I want to learn new places, read the strange books, feed my words into the world, this promise, this oddity, this chemistry, this compromise, this practice.
Did I say at the beginning I was getting caught up? That’s exactly right — when my head goes spinning, I get caught up in the panic, the worries, the explanations, the analysis, the I need to figure it all out. That, my friends, is from a lifetime with parents who want you to understand and describe your feelings (but don’t always want you to have those feelings), then an adolescence with a man who wants to yank your feelings out by their roots and use them entirely against your emerging, just-budded body. It’s easy for me to get locked –especially when I have only my fingers on myself (no other chemistry, no other technology, no loud distracting buzzing, no hot heavy thud of water)–into a cycle of panic: why is this taking so long? When will I ever work right?

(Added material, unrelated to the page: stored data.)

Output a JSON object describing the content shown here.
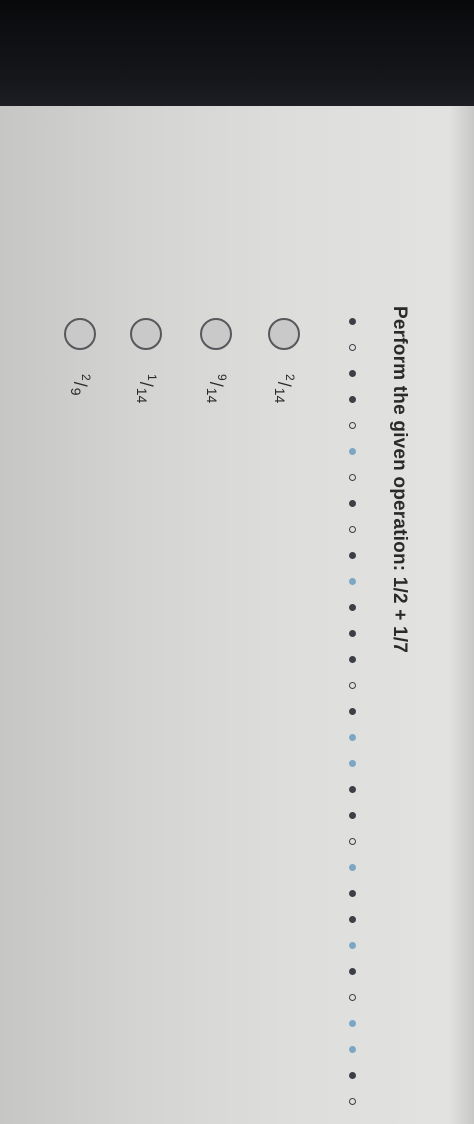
{
  "question": {
    "text": "Perform the given operation: 1/2 + 1/7"
  },
  "options": [
    {
      "numerator": "2",
      "denominator": "14"
    },
    {
      "numerator": "9",
      "denominator": "14"
    },
    {
      "numerator": "1",
      "denominator": "14"
    },
    {
      "numerator": "2",
      "denominator": "9"
    }
  ]
}
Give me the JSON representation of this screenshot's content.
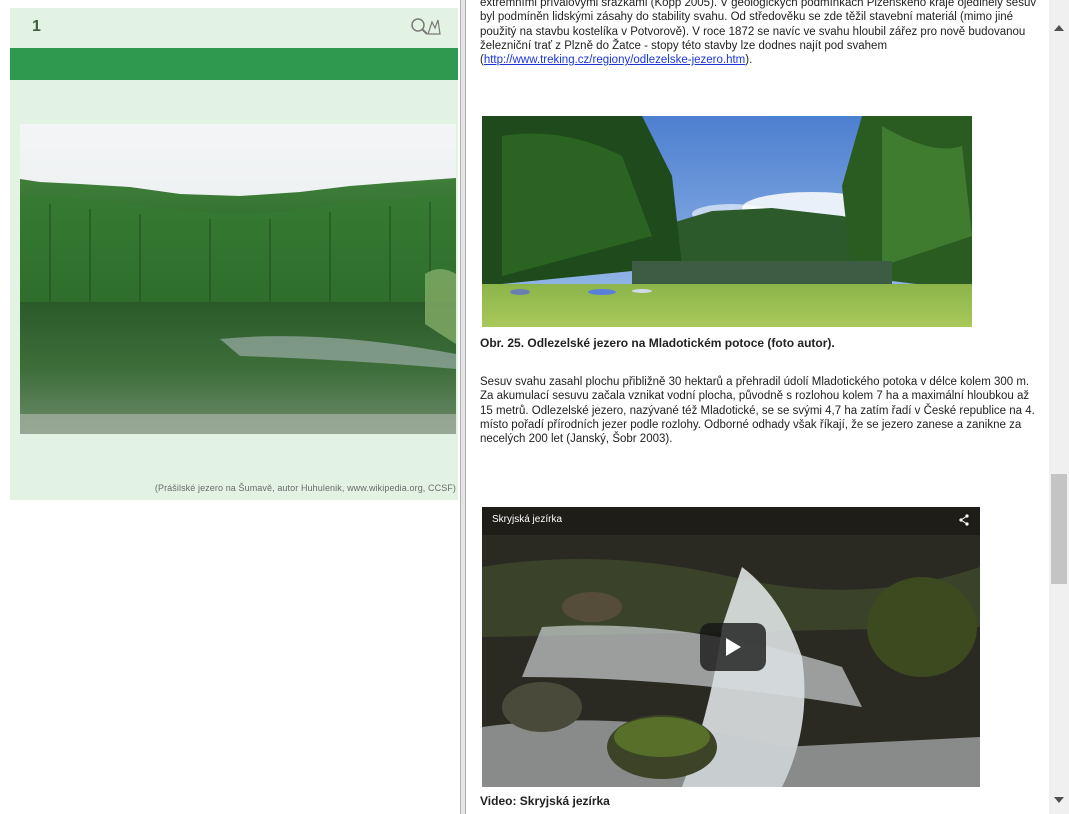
{
  "left_panel": {
    "page_number": "1",
    "tools_icon": "search-tools-icon",
    "photo_caption": "(Prášilské jezero na Šumavě, autor Huhulenik, www.wikipedia.org, CCSF)"
  },
  "right_panel": {
    "para1_text": "extrémními přívalovými srážkami (Kopp 2005). V geologických podmínkách Plzeňského kraje ojedinělý sesuv byl podmíněn lidskými zásahy do stability svahu. Od středověku se zde těžil stavební materiál (mimo jiné použitý na stavbu kostelíka v Potvorově). V roce 1872 se navíc ve svahu hloubil zářez pro nově budovanou železniční trať z Plzně do Žatce - stopy této stavby lze dodnes najít pod svahem (",
    "para1_link": "http://www.treking.cz/regiony/odlezelske-jezero.htm",
    "para1_end": ").",
    "figure_caption": "Obr. 25. Odlezelské jezero na Mladotickém potoce (foto autor).",
    "para2_text": "Sesuv svahu zasahl plochu přibližně 30 hektarů a přehradil údolí Mladotického potoka v délce kolem 300 m. Za akumulací sesuvu začala vznikat vodní plocha, původně s rozlohou kolem 7 ha a maximální hloubkou až 15 metrů. Odlezelské jezero, nazývané též Mladotické, se se svými 4,7 ha zatím řadí v České republice na 4. místo pořadí přírodních jezer podle rozlohy. Odborné odhady však říkají, že se jezero zanese a zanikne za necelých 200 let (Janský, Šobr 2003).",
    "video_title": "Skryjská jezírka",
    "video_caption": "Video:  Skryjská jezírka"
  },
  "colors": {
    "green_bar": "#2f9a4f",
    "card_bg": "#e2f3e3",
    "link": "#1a36d6"
  }
}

This, then, is the practice (how many times will I write this exact phrase this month? Far fewer times than I’ll repeat it to myself): come back come back come back to this body right now, and understand that you get to have everything that you want, body, and we get to be perfect in exactly our responses in this (any) moment. This is not a contradiction, even and especially when what I want is to come fast and what my body is doing is lingering for some long minutes in the pleasure of the plateau, the longing, the long slow burn and build.
Today I wept for that practice, for the release, for the wanting more and how I have to/get to keep learning that my body knows its infinite possibility — and that when I quit trying to force it/us/myself to come/feel/respond in a particular way, so much more joy and release can open up in me. Contract, then release. Then release. Then release.
Thank you, body. Thanks, too, to your bodies, out there. Be easy, and come as you wish. See you tomorrow.